Klaus Steiner (CSU), von einer Reise aus Tansania zurück, wies auf die technischen Möglichkeiten dieser Länder hin, wie z.B. die dort verbreiteten Handys. Neben Bildung könnte dadurch auch die Gesundheit oder die Landwirtschaft gefördert werden. Für duale Ausbildung brauche es aber Betriebe, die in Afrika oft fehlten. „Was nutzt es, Leute auszubilden, wenn die keine Anstellung finden?“ Neben Lob für den guten Weg der Staatsregierung in der bisherigen Entwicklungspolitik möchte Steiner thematisch und geografisch noch stärkere Schwerpunkte setzen: „Wir müssen hin zu einer strategisch ausgerichteten Entwicklungspolitik“ – wie es China und Russland praktizierten. Man müsse sich aber auch im Klaren sein, dass Probleme oft „hausgemacht“ seien, „das Geld versickert buchstäblich im Saharasand“.

Hep Monatzeder (BÜNDNIS90/DIE GRÜNEN) forderte eine Grundsatzdiskussion etwa zu den Themen China, Ernährungssicherheit oder Korruption. Zwar werde viel Gutes mit bayerischen Entwicklungsmitteln gemacht, aber es fehlten Informationen über die Evaluation der Projekte und über deren künftige Auswahl.

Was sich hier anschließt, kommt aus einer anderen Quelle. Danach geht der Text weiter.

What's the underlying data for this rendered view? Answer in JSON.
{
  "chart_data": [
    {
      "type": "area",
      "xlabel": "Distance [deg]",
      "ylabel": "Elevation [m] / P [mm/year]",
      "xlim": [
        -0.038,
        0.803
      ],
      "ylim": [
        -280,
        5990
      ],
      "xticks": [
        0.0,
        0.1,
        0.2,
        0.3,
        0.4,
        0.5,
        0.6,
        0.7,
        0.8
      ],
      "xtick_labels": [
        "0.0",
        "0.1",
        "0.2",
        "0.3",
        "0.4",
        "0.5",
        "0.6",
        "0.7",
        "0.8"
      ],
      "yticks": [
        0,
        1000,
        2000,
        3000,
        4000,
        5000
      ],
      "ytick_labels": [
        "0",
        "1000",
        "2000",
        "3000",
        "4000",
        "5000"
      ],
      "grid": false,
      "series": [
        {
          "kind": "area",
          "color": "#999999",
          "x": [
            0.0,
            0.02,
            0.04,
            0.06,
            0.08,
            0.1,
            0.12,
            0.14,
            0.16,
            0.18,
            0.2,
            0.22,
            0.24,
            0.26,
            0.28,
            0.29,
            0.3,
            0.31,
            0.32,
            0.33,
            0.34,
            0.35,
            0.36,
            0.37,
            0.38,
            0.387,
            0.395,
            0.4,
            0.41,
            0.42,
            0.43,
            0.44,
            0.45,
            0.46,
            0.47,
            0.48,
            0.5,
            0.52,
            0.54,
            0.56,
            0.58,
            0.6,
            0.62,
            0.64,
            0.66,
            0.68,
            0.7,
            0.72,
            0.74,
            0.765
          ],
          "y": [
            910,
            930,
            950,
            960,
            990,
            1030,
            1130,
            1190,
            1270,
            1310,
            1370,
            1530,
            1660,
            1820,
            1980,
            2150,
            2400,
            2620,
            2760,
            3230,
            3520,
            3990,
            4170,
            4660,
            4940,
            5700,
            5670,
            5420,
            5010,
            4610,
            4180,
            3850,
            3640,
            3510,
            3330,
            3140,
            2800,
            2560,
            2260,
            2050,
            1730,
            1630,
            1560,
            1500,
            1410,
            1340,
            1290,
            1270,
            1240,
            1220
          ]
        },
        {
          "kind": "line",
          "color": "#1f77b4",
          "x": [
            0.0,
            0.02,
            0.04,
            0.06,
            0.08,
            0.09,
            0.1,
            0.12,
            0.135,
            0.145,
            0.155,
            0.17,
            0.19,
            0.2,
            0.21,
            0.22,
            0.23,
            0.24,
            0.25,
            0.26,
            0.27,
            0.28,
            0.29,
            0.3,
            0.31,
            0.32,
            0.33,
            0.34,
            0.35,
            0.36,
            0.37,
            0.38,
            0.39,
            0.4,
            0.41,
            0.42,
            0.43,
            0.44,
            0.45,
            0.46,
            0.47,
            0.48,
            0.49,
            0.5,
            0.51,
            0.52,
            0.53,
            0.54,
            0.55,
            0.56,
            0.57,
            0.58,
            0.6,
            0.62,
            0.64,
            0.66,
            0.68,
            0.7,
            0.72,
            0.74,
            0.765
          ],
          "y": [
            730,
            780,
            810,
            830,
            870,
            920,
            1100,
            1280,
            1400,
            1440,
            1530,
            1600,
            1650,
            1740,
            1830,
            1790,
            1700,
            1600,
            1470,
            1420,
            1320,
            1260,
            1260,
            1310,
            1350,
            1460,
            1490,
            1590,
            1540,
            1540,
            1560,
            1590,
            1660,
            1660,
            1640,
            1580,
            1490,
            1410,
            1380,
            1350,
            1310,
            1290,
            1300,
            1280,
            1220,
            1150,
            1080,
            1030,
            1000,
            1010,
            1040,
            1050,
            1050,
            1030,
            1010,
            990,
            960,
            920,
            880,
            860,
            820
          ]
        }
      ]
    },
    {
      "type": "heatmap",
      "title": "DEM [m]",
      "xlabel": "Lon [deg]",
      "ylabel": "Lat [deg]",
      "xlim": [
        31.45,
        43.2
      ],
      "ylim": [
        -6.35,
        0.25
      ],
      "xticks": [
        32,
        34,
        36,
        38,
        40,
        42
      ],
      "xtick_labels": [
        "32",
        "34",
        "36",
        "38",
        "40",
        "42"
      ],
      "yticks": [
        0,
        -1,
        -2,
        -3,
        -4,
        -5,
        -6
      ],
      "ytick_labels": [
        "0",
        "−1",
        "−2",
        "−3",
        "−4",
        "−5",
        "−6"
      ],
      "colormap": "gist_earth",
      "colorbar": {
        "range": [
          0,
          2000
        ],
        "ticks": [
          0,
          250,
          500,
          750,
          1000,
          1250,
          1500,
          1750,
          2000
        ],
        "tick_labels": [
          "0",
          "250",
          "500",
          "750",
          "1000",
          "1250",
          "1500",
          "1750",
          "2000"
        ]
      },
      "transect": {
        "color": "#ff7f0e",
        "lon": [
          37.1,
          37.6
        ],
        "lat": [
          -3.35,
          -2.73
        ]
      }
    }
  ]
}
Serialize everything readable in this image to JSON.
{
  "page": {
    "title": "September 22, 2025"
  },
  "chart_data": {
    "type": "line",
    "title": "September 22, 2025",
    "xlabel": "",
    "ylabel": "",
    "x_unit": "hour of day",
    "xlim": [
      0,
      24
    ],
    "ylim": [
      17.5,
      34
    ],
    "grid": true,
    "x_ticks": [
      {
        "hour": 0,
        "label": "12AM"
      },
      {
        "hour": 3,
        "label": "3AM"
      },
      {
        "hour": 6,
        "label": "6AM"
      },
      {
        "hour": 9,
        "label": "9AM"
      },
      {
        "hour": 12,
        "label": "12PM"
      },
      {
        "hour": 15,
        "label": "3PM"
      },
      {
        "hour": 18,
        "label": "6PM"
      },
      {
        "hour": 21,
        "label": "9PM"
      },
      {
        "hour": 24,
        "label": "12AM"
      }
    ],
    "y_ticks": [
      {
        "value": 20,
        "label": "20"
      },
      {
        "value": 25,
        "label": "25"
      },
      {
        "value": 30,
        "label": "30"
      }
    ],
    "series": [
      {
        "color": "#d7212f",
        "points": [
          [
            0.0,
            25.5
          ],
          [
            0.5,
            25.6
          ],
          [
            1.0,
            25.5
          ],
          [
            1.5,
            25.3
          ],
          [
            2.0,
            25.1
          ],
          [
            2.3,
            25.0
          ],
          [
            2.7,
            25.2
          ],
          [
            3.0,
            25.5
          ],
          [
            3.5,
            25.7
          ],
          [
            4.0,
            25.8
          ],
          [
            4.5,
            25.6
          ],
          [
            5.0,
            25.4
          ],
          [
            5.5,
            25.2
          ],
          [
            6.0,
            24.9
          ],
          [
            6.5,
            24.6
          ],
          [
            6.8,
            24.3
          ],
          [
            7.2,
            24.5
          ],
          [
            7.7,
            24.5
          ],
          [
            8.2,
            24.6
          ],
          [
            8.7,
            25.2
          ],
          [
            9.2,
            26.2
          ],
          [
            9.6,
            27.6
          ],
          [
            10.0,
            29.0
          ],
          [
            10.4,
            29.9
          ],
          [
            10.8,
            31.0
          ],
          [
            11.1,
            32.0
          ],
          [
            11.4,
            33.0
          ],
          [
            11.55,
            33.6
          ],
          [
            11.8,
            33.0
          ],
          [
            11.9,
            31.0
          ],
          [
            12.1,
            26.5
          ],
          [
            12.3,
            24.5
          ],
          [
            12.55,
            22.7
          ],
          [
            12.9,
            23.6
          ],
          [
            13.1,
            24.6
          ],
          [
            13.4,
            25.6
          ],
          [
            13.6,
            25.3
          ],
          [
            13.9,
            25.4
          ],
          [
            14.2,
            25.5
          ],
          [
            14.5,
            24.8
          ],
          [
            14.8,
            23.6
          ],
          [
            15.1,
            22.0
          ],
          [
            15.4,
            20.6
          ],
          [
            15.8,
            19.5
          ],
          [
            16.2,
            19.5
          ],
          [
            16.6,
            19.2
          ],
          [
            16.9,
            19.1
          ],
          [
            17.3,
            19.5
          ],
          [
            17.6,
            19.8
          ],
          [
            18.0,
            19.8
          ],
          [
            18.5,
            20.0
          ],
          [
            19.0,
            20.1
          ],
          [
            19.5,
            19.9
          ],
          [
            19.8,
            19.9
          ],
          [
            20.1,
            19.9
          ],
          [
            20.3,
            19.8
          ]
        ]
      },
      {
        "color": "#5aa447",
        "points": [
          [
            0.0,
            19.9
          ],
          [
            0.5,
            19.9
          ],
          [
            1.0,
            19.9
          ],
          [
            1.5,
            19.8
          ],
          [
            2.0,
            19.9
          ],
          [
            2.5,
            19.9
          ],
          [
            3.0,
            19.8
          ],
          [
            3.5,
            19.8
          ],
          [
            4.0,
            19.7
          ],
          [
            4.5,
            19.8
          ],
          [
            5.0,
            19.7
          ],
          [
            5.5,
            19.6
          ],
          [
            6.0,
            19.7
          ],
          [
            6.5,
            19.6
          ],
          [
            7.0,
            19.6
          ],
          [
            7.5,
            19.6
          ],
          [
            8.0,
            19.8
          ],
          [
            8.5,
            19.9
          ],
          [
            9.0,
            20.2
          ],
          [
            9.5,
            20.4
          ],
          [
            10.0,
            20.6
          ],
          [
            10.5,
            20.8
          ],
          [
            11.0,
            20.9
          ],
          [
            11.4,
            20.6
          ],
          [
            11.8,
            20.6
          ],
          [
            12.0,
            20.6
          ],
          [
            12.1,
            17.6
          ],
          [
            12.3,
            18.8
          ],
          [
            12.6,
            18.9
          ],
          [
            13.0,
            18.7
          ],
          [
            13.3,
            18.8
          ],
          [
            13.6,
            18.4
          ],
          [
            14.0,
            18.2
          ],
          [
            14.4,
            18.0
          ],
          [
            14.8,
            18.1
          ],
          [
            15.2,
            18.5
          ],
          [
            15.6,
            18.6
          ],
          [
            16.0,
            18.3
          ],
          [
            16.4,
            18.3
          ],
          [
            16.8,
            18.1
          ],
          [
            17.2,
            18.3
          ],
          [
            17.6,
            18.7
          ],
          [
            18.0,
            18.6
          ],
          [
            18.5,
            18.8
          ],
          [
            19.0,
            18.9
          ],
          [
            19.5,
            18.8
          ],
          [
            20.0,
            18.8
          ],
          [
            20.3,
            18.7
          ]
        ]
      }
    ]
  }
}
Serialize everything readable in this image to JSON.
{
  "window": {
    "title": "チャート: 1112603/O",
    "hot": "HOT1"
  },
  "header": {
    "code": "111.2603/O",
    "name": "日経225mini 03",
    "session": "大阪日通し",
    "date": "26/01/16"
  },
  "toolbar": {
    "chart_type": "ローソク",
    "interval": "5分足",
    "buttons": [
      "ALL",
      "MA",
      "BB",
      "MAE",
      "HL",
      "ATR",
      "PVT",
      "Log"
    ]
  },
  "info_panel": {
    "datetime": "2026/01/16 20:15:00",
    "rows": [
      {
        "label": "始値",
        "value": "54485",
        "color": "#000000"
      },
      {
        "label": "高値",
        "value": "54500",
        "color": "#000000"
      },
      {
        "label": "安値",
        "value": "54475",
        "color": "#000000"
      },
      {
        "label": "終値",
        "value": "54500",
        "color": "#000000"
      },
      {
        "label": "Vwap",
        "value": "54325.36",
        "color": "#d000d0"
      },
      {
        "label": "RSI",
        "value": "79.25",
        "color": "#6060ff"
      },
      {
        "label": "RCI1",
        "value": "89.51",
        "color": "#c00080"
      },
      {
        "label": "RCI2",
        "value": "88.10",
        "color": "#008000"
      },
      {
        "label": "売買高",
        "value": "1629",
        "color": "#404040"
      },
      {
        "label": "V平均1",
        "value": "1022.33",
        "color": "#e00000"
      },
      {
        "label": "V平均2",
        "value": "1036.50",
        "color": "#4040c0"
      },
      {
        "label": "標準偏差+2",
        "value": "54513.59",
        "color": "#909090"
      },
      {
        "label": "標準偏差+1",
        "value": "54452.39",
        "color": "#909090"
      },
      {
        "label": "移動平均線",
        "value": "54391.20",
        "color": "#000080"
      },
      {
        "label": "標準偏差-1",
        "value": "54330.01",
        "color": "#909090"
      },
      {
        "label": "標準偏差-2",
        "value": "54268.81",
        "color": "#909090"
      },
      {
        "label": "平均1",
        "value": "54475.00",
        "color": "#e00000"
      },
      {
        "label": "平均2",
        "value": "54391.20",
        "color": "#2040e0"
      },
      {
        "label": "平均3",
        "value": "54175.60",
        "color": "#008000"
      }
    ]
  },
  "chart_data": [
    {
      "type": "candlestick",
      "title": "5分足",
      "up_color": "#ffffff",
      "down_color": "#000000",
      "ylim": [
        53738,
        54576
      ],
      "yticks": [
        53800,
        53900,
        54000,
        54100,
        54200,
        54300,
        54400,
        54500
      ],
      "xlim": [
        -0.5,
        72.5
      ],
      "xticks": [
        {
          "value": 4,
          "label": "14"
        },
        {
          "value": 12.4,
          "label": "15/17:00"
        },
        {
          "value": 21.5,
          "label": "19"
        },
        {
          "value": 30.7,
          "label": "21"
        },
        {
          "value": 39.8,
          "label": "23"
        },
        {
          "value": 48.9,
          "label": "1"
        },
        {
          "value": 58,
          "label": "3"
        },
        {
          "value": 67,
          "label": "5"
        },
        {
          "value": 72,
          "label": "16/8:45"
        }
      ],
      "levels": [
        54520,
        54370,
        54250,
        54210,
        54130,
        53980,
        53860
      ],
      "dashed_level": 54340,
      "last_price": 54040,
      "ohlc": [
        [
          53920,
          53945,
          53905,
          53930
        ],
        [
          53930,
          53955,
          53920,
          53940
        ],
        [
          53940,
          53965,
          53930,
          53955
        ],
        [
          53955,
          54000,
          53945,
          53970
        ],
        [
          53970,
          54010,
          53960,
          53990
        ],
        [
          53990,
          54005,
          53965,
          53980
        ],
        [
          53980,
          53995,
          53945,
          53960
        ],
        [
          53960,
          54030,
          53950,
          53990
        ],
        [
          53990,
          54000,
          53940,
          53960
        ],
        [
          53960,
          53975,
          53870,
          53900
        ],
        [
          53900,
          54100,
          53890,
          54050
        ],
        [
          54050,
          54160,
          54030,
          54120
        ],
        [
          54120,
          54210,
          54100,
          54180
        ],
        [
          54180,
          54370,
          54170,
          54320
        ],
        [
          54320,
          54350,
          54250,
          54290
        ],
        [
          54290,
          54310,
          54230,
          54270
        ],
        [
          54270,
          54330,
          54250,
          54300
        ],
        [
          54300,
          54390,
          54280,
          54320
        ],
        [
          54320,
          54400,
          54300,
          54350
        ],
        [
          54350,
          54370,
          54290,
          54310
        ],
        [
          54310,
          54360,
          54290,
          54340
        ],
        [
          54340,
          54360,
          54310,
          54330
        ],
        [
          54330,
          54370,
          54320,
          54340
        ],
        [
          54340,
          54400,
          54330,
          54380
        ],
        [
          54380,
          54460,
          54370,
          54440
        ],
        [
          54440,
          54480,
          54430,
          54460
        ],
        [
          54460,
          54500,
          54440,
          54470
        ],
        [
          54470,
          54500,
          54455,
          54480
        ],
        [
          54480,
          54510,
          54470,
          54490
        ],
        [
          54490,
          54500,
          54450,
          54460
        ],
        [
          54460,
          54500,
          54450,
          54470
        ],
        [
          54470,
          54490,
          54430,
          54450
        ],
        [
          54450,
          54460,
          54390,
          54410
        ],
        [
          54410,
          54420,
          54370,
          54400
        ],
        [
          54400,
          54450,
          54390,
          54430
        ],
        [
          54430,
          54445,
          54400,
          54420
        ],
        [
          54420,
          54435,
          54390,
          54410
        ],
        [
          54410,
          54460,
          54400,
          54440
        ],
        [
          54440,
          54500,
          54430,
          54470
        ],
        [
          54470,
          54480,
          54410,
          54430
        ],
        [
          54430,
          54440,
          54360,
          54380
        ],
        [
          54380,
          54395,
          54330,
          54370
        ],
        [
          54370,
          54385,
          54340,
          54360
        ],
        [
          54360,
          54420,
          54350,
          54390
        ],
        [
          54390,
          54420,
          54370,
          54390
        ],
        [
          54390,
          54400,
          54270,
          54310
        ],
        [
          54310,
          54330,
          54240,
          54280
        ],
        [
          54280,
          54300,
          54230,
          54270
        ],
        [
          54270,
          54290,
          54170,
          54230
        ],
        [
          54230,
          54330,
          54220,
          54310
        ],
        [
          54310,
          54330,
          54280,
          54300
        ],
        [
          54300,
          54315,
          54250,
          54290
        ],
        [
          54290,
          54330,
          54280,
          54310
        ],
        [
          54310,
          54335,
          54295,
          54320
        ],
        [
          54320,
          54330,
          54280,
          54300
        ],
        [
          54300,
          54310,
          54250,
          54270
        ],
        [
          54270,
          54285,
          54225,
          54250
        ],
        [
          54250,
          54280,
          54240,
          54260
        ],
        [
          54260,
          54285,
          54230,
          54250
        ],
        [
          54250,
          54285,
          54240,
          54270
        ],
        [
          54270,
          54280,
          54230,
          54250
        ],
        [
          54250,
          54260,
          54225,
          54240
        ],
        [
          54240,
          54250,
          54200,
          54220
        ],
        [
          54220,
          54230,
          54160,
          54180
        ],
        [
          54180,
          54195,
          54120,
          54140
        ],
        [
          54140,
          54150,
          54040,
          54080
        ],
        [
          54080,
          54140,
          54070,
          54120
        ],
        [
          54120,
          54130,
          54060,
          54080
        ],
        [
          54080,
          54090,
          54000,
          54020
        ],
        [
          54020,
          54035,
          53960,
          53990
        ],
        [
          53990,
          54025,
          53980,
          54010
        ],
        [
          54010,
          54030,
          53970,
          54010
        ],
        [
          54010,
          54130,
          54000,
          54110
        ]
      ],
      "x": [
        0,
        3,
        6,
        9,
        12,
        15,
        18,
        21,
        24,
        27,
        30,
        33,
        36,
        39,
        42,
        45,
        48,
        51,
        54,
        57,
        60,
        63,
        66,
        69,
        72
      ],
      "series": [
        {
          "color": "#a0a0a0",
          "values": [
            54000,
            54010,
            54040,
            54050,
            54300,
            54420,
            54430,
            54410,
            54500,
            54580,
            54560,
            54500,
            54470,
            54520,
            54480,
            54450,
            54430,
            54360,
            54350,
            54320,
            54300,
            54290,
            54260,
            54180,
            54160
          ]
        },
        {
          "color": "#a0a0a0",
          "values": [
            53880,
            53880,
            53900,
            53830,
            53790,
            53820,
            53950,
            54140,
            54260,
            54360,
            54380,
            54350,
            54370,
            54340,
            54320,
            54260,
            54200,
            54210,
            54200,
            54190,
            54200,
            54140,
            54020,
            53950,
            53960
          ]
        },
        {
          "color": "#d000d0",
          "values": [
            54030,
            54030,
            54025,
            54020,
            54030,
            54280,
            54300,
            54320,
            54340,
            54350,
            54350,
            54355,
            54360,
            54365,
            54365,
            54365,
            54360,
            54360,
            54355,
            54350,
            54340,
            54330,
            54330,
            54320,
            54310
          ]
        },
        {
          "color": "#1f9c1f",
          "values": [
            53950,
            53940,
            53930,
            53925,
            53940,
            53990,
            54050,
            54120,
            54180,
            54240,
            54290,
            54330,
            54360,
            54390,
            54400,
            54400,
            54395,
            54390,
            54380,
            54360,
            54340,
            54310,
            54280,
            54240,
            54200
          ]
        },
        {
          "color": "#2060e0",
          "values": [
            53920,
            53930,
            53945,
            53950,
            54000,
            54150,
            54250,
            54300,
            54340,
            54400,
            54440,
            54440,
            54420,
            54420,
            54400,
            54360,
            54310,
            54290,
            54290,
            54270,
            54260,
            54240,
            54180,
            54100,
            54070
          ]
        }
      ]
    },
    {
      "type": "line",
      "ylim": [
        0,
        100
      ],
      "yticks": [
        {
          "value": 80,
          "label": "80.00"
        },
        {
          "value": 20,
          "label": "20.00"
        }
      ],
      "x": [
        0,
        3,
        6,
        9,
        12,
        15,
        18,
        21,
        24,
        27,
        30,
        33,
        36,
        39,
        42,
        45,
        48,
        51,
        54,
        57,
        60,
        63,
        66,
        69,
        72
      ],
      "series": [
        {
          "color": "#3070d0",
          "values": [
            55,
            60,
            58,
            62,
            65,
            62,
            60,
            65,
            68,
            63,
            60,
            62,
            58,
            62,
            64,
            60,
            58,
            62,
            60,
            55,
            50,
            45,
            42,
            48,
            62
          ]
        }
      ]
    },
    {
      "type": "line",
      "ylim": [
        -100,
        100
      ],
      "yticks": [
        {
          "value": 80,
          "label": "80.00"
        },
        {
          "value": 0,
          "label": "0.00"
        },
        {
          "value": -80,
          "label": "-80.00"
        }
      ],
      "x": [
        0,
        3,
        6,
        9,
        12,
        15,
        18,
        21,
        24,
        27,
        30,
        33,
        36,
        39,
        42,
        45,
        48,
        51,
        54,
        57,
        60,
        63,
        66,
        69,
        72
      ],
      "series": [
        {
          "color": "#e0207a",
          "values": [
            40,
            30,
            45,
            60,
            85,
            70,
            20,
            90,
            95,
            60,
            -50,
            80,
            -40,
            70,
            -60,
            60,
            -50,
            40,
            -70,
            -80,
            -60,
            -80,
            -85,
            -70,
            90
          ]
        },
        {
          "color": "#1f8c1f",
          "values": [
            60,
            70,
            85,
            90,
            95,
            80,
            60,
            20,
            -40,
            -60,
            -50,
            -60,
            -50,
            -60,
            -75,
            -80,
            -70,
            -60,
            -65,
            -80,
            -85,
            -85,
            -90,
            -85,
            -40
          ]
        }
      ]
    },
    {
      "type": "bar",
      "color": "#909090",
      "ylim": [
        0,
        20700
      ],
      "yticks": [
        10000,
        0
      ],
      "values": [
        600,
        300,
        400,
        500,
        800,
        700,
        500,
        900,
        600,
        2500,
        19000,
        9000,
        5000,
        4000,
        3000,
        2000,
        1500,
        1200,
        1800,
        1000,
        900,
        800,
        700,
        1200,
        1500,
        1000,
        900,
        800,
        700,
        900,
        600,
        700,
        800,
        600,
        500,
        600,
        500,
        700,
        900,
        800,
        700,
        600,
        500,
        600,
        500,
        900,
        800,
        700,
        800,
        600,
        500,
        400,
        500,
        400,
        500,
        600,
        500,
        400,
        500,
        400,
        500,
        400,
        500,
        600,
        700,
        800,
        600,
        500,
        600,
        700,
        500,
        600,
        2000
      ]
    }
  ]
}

Huml wies darauf hin, dass die Evaluation noch laufe. „Was macht das relativ teure Büro in Addis Abeba“, wollte Monatzeder zudem wissen. „Eine Strategie der Staatsregierung ist nicht erkennbar für mich.“ Es sei eher eine lose Sammlung von Projekten. Entscheidend sei die Wirksamkeit von Entwicklungshilfe.

Der Vorsitzende des Ausschusses für Bundes- und Europaangelegenheiten sowie regionale Beziehungen Tobias Gotthardt (FREIE WÄHLER) wies darauf hin, dass über das Bayerische Afrikabüro in einer Sitzung des Europaausschusses in 2021 gesondert berichtet wurde. Ein aktueller Bericht dazu ist in Kürze vorgesehen.

Markus Rinderspacher (SPD) warnte, dass von den acht Milliarden Menschen 700 Millionen in extremer Armut lebten und zwei Milliarden keinen Zugang zu angemessener Sanitärversorgung hätten. Alle politischen Ebenen seien gefordert, sich international einzubringen. In dem Bericht sei nicht überall „ein roter Faden und entwicklungspolitische Leitlinien“ erkennbar, nicht jedes Projekt sei sofort verständlich, wie etwa Corona-Projekte der LMU München. Huml erwiderte, diese hätten der Hochschulzusammenarbeit gedient sowie der Erforschung der Ausbreitung des Coronavirus in der sehr jungen afrikanischen Bevölkerung.